Facebook will host highlights for all 256 regular season games, in addition to the playoffs and the Super Bowl, with users able to watch highlights of any game shortly after it ends, effective immediately. Also, the NFL will create unique behind the scenes content for Facebook’s dedicated video platform, Watch.
NFL viewership declined last year, and isn't faring well this season either. Average viewership for the NFL fell 8% year-over-year (YoY) in 2016, from 17.9 million to 16.5 million, and NFL ratings are down double-digits so far this season. This makes the partnership particularly timely and important for the following reasons:
- The partnership can expose Facebook’s younger users to NFL content. That's critical because the NFL's live viewer base is aging — the average viewer was 50 years old in 2016, up from 44 in 2000, according to Magna Global. Finding ways to reach more teens and millennials is therefore valuable, especially as these demographic segments increasingly turn away from pay-TV in favor of digital platforms. Additionally, younger users exposed to the NFL games might become fans of the league, and more NFL fans could lead to a higher demand for merchandise like team jerseys, increasing e-commerce sales.

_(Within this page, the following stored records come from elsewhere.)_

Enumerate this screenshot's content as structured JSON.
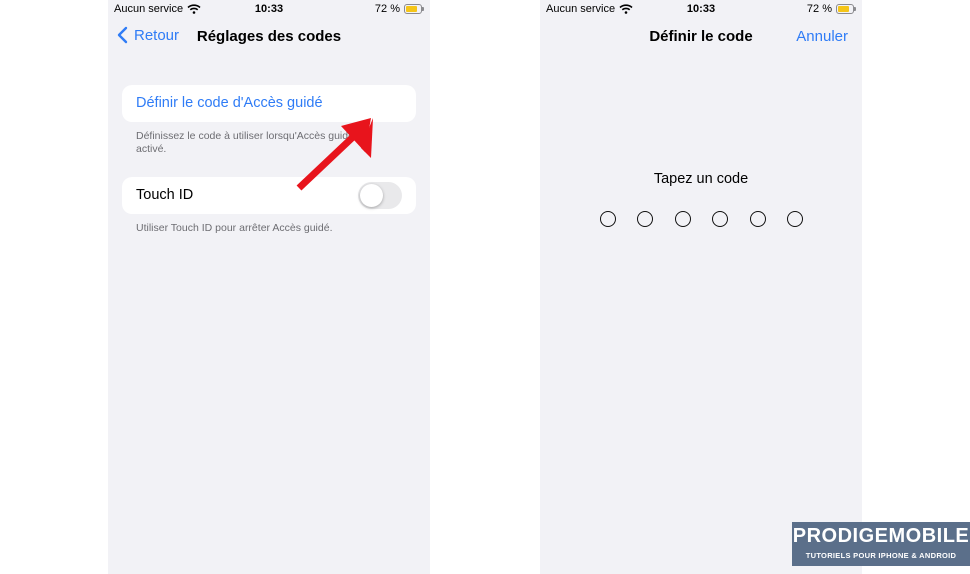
{
  "left_screen": {
    "status": {
      "carrier": "Aucun service",
      "time": "10:33",
      "battery": "72 %",
      "battery_level": 0.72
    },
    "nav": {
      "back_label": "Retour",
      "title": "Réglages des codes"
    },
    "define_code": {
      "label": "Définir le code d'Accès guidé",
      "footnote": "Définissez le code à utiliser lorsqu'Accès guidé est activé."
    },
    "touch_id": {
      "label": "Touch ID",
      "enabled": false,
      "footnote": "Utiliser Touch ID pour arrêter Accès guidé."
    }
  },
  "right_screen": {
    "status": {
      "carrier": "Aucun service",
      "time": "10:33",
      "battery": "72 %",
      "battery_level": 0.72
    },
    "nav": {
      "title": "Définir le code",
      "action_label": "Annuler"
    },
    "prompt": "Tapez un code",
    "code_length": 6
  },
  "watermark": {
    "brand": "PRODIGEMOBILE",
    "tagline": "TUTORIELS POUR IPHONE & ANDROID"
  },
  "colors": {
    "accent": "#2f7cf6",
    "background": "#f2f2f6",
    "arrow": "#e8141c",
    "battery": "#f5c518",
    "watermark_bg": "#5b6f8a"
  },
  "icons": [
    "wifi-icon",
    "battery-icon",
    "chevron-left-icon",
    "red-arrow-annotation"
  ]
}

- It adds to the array of other deals the NFL has with digital companies to boost viewership. The league signed a three-year partnership deal with Tencent to stream Thursday, Sunday, and Monday Night Football games in China for the 2017-2019 seasons. Meanwhile, Amazon paid the NFL $50 million for a one-year deal to stream 10 Thursday Night Football games to Prime members. The league will likely continue to partner with digital players to stream NFL content as cord-cutting further accelerates.